Render Unto Rome_ The Secret Life of Money in the Catholic Church - Jason Berry [142]
Joe Smith told me, “Pilla felt he had earned the house through his time as bishop. His mom would stay out there with him. The Dolans were pissed at us and they should have been: the purpose was for priests to get away from the parish, and relax—a house in the woods with six bedrooms upstairs, a pond and a creek and tennis courts. Pilla wanted the property in his name. I went to see Pat McCartan, Jack Newman [another Jones Day top partner], and Peter Carfagna to figure a way to do this without all of us winding up in the can. It was the damnedest thing.

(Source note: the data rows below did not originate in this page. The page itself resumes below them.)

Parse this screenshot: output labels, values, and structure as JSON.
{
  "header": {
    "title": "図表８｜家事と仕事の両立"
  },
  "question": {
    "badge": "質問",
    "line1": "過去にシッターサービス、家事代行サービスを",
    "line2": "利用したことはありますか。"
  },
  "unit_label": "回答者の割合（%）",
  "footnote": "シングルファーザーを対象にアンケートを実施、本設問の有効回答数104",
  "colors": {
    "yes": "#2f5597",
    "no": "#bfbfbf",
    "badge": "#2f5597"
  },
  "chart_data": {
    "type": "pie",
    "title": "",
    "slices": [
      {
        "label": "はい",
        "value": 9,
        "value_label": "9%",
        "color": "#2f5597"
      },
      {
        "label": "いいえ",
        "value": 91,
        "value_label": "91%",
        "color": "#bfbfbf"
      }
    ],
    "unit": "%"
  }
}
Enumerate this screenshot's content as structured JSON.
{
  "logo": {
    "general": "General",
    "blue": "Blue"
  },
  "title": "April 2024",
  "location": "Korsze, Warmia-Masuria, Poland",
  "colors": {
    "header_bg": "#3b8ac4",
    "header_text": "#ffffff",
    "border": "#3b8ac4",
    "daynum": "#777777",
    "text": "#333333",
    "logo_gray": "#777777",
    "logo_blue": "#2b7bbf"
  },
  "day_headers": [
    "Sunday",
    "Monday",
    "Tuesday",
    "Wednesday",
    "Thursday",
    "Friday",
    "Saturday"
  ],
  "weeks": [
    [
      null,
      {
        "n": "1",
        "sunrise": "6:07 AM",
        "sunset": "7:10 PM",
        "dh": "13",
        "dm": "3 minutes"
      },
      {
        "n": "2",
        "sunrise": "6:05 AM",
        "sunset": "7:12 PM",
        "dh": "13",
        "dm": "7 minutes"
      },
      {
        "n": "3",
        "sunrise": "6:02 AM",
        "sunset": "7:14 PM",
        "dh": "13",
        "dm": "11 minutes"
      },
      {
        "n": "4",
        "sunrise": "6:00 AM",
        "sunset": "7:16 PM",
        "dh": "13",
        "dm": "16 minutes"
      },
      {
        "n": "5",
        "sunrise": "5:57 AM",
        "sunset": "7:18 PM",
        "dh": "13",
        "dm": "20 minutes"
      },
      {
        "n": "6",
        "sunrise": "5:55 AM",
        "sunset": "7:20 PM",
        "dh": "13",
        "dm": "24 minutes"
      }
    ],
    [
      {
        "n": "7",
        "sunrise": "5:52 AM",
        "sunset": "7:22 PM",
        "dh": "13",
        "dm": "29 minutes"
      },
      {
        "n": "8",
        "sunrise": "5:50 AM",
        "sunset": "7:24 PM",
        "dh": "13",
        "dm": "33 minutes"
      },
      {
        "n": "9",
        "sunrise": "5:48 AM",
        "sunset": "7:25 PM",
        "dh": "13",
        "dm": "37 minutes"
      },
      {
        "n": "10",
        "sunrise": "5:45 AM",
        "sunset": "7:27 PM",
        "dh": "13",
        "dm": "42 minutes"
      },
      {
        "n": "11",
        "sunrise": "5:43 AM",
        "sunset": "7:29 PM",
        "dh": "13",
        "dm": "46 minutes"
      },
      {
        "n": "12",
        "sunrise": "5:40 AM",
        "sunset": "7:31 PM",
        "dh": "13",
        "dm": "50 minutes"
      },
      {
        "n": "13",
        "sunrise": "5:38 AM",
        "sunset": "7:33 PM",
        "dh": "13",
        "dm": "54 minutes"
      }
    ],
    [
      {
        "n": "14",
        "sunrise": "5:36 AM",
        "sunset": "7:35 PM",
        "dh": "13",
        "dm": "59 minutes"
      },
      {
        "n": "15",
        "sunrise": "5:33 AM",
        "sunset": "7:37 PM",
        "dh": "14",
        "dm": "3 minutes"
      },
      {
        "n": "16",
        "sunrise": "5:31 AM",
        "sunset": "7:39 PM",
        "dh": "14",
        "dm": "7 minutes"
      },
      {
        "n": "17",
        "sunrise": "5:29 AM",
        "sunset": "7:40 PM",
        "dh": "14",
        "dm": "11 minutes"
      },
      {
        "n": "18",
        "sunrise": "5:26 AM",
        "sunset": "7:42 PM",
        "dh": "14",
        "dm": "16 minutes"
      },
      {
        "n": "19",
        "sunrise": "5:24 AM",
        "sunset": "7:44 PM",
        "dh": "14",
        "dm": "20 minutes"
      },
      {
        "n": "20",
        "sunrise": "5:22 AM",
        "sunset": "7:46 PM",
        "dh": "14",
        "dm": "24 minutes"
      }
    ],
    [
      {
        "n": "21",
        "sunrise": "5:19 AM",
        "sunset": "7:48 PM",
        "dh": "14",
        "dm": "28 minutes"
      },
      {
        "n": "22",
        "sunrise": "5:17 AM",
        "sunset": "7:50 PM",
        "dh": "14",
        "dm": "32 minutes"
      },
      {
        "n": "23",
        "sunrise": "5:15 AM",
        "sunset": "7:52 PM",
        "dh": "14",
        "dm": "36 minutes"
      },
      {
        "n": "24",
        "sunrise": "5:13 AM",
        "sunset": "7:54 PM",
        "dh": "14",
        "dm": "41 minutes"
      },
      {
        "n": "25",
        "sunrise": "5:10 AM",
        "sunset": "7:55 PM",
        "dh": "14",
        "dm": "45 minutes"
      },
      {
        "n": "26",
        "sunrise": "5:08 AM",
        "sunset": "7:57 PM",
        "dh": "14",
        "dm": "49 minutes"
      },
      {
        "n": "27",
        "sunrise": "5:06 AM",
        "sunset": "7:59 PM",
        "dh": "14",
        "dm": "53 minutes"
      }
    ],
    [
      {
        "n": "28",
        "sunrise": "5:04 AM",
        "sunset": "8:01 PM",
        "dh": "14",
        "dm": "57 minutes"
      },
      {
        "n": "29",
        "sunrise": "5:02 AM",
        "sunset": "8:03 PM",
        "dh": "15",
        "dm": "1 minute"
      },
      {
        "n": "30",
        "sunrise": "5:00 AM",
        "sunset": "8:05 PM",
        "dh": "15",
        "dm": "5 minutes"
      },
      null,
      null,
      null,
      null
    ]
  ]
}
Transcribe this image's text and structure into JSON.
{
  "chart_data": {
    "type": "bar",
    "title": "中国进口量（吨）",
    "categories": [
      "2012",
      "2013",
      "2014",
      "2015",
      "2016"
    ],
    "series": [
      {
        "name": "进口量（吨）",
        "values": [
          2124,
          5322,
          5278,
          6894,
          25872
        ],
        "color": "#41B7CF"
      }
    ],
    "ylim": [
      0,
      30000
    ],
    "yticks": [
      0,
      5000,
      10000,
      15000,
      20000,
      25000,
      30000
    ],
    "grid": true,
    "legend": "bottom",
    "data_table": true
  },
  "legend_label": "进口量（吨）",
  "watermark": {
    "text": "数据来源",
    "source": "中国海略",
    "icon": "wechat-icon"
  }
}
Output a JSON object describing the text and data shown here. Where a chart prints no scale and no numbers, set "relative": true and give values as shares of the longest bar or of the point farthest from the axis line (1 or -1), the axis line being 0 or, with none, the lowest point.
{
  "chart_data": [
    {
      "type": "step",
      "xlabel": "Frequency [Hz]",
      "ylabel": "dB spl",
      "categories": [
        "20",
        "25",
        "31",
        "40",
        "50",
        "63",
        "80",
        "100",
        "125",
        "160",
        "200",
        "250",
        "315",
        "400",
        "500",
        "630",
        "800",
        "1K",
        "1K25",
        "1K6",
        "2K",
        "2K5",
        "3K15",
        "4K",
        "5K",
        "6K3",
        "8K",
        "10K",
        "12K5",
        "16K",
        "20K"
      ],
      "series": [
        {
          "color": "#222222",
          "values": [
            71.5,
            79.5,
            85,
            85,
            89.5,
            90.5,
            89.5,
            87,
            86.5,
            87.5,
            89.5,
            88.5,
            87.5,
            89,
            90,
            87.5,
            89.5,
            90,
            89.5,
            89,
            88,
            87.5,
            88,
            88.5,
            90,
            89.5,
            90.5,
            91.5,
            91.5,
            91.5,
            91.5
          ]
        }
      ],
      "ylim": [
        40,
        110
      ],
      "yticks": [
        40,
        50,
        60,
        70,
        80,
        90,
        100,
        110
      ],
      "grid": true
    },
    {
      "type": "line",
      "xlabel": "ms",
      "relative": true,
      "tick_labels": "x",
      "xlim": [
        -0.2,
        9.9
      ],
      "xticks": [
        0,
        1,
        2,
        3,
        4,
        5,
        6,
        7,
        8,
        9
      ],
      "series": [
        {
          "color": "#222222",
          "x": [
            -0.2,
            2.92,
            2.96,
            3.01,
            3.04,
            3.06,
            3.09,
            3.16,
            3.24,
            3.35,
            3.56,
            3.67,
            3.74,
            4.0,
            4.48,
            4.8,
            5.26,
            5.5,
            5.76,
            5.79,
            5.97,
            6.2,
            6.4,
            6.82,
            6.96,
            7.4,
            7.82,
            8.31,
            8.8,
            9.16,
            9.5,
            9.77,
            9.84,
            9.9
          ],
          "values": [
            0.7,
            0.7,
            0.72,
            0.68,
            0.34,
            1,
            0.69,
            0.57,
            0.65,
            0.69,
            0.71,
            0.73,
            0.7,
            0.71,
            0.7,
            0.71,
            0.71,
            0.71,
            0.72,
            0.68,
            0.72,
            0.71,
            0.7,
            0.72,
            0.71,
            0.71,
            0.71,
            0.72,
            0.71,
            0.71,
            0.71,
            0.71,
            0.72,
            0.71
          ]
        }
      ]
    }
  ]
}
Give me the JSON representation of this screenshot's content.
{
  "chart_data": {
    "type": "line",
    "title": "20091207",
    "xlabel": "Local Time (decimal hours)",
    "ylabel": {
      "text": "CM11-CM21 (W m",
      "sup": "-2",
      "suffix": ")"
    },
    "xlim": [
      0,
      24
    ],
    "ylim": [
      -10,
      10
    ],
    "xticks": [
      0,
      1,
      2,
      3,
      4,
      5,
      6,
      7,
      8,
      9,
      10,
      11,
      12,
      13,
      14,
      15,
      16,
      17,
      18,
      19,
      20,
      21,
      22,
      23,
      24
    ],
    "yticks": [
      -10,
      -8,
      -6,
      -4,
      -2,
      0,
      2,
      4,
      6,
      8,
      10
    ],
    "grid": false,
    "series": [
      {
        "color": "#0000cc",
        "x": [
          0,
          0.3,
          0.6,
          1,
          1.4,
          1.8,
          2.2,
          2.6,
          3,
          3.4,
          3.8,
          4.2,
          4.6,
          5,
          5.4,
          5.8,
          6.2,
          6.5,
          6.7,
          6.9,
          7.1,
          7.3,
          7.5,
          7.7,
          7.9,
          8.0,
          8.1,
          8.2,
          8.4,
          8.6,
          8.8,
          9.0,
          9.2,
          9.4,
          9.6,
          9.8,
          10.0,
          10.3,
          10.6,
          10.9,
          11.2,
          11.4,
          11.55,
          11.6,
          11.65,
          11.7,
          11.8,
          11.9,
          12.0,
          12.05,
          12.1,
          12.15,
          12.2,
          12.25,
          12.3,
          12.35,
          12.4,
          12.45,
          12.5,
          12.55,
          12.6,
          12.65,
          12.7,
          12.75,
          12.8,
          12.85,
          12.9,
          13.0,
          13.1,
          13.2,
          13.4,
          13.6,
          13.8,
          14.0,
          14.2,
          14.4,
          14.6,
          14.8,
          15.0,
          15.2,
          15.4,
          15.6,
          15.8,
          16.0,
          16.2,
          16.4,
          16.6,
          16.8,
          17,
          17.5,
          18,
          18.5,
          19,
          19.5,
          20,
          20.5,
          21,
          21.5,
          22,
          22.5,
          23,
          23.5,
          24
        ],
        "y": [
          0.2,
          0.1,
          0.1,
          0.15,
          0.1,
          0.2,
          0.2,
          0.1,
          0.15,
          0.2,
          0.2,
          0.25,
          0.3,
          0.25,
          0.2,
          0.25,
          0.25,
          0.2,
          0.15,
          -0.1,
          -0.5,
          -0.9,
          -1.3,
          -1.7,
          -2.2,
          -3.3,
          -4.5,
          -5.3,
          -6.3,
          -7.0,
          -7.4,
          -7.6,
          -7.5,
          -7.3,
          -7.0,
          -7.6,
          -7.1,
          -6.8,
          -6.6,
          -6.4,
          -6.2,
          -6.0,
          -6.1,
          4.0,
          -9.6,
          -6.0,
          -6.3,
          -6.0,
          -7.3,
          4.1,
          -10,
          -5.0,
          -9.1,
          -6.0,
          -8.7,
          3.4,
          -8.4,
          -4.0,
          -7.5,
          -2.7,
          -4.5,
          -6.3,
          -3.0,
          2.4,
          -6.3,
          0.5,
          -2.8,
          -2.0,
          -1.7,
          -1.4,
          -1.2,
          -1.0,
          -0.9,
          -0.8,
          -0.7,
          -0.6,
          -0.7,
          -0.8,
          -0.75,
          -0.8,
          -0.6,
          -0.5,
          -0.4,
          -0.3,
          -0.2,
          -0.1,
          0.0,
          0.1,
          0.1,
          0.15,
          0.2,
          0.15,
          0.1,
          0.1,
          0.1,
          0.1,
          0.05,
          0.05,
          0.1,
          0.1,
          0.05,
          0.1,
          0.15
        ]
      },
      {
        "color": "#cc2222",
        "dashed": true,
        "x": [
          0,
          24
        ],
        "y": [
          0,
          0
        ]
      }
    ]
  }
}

Pilla had complete access to the place; he was afraid that when the next bishop came he would throw him out. He wanted the house in his name. Then it came out in the press, so we’re selling it. I think Peter Carfagna decided to help Pilla out of the jam. Pilla tells me, ‘You go out and clean it up.’ So I’m spending days in this fricking house, making sure it’s cleaned, bills paid, overseeing Jimmy jobs on repair … He wanted someone he could trust. He was so concerned about his image.”
The evidentiary motions fed deeper coverage in the Plain Dealer. “The Anthony M. Pilla Charitable Account wasn’t a secret fund but rather the former bishop’s personal savings account,” reported Mike Tobin, referring to a fund at $500,000 plus. Stephen Sozio of Jones Day, for the diocese, accused Joe Smith of trying “to impugn Bishop Pilla by arguing that the transactions … on which he actually advised the bishop were somehow untoward. They were not.”
But why was Pilla’s account secret? Why so many secret accounts? And how does a bishop amass half a million dollars plus in private savings?
“Smith was comfortable receiving additional compensation in this fashion because Bishop Pilla had a similar investment account,” wrote Kushner, implying a bishop in harmony with secret payments to upper-echelon personnel.
On June 14, 2007, Judge Aldrich ordered the diocese to provide many of the financial records the defense requested, though not the IRS findings. The files included payments of $27,200 to the family of a deacon who had lost his job at a high school for making sexual advances to girls. The disclosure of payments included a loan approved by Father Wright for $60,000 in church funds to another female secretary. Kushner was taking off the gloves as Jones Day lawyers positioned Pilla and Wright as victims.
Judge Aldrich framed the core issue of the approaching trial:
The defendants’ position is that while the evidence sought would cast doubt on the credibility of Bishop Pilla, Father Wright and the Diocese, it also and primarily serves to rebut the factual assertions Bishop Pilla and Father Wright make—that the Kickback Scheme could not have been authorized, was not authorized, and was not similar to common, questionable practices used by the Diocese.16
“Bishop Pilla, Father Wright, Joe Smith, they were all stealing,” Charlie Feliciano told the New York Times. “It was a corporate culture that was corrupt at almost all the top levels.”17 Disappointed that Pilla and Wright escaped indictment, Feliciano took comfort that his thwarted civil case of defrauding a religious charity would be distilled into a federal criminal proceeding.
A thorny legal issue arose: a tape recording as prosecution evidence.
In January 2004, with the diocese in damage control over the secret files, Anton Zgoznik was at a conference in Las Vegas. Stunned to hear Joe Smith had been sacked, Zgoznik made his first call to the priest who had blessed his marriage and later his infant son: John Wright, who confided that he had gotten an attorney. Hang in there, he recalled the priest saying. Remember that Joe worked for you. Anton Zgoznik felt alone on an island.18 When he reached out to Zrino Jukic, both men smelled trouble.